After several months, Vincent Ogé’s patience was exhausted. In July 1790, he boarded a ship for home. And once back in Saint-Domingue, he amassed a cache of weapons and recruited several hundred men to stand with him for the rights of free people of color and against the forces of racial exclusion. Ogé realized that free people of color wouldn’t be given full political rights unless they seized control. But white authorities contained the threat. Ogé’s uprising failed to accomplish much beyond arousing the fears of white elites across Saint-Domingue.

After thwarting the coup, white leaders in the colony disarmed all free people of color.

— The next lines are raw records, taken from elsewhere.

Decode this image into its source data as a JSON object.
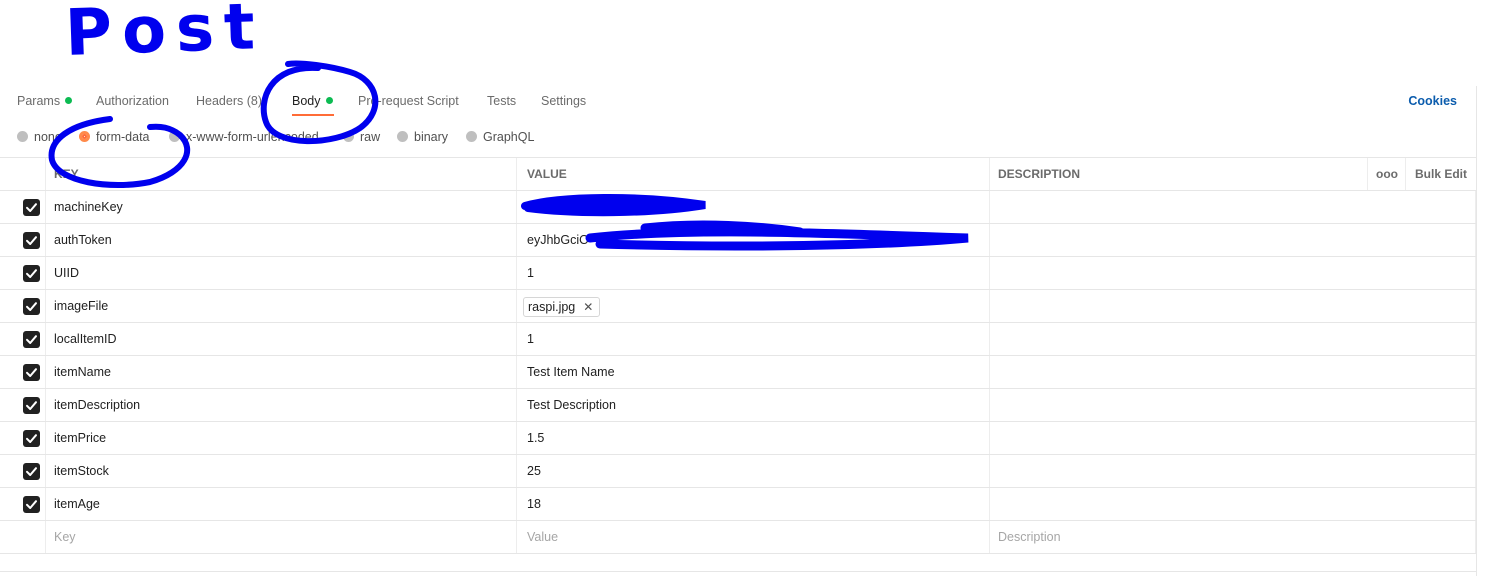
{
  "annotation": {
    "text": "Post"
  },
  "tabs": [
    {
      "label": "Params",
      "dot": true
    },
    {
      "label": "Authorization",
      "dot": false
    },
    {
      "label": "Headers (8)",
      "dot": false
    },
    {
      "label": "Body",
      "dot": true,
      "active": true
    },
    {
      "label": "Pre-request Script",
      "dot": false
    },
    {
      "label": "Tests",
      "dot": false
    },
    {
      "label": "Settings",
      "dot": false
    }
  ],
  "cookies_label": "Cookies",
  "body_types": [
    {
      "label": "none",
      "checked": false
    },
    {
      "label": "form-data",
      "checked": true
    },
    {
      "label": "x-www-form-urlencoded",
      "checked": false
    },
    {
      "label": "raw",
      "checked": false
    },
    {
      "label": "binary",
      "checked": false
    },
    {
      "label": "GraphQL",
      "checked": false
    }
  ],
  "table": {
    "headers": {
      "key": "KEY",
      "value": "VALUE",
      "description": "DESCRIPTION",
      "more": "ooo",
      "bulk_edit": "Bulk Edit"
    },
    "rows": [
      {
        "key": "machineKey",
        "value": "",
        "checked": true
      },
      {
        "key": "authToken",
        "value": "eyJhbGciO",
        "checked": true
      },
      {
        "key": "UIID",
        "value": "1",
        "checked": true
      },
      {
        "key": "imageFile",
        "value": "raspi.jpg",
        "checked": true,
        "file": true
      },
      {
        "key": "localItemID",
        "value": "1",
        "checked": true
      },
      {
        "key": "itemName",
        "value": "Test Item Name",
        "checked": true
      },
      {
        "key": "itemDescription",
        "value": "Test Description",
        "checked": true
      },
      {
        "key": "itemPrice",
        "value": "1.5",
        "checked": true
      },
      {
        "key": "itemStock",
        "value": "25",
        "checked": true
      },
      {
        "key": "itemAge",
        "value": "18",
        "checked": true
      }
    ],
    "new_row": {
      "key_placeholder": "Key",
      "value_placeholder": "Value",
      "description_placeholder": "Description"
    }
  },
  "colors": {
    "accent": "#ff6c37",
    "dot": "#0cbb52",
    "link": "#0b5cad",
    "annotation": "#0000ee"
  }
}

And although Ogé initially escaped to the Spanish side of Hispaniola, he was extradited and executed along with many fellow rebels.

Still, Ogé’s extradition, torture, and execution generated great publicity, and aroused much sympathy. The very public and brutal nature of his execution also exposed a dangerous rift between white colonists and free people of color. It was this rift that the island’s slaves now identified as an opportunity to exploit.

Common Questions about Colorism in the Former French Colony of Saint-Domingue

Q: What is Histoire Philosophique et Politique des Deux Indes about?

Histoire Philosophique et Politique des Deux Indes by the French writer Abbé de Raynal was published in 1770. It is a multi-volume history of European exploration and colonization that challenges the atrocities endemic to slavery.

Q: What did Declaration of the Rights of Man and of the Citizen stipulate?

Declaration of the Rights of Man and of the Citizen stipulated that all men are born—and remain—free, and equal in rights.

Q: Who was Vincent Ogé?

Vincent Ogé was a wealthy, educated, non-white property owner in Saint-Domingue. He amassed a cache of weapons and recruited several hundred men to stand with him for the rights of free people of color and against the forces of racial exclusion.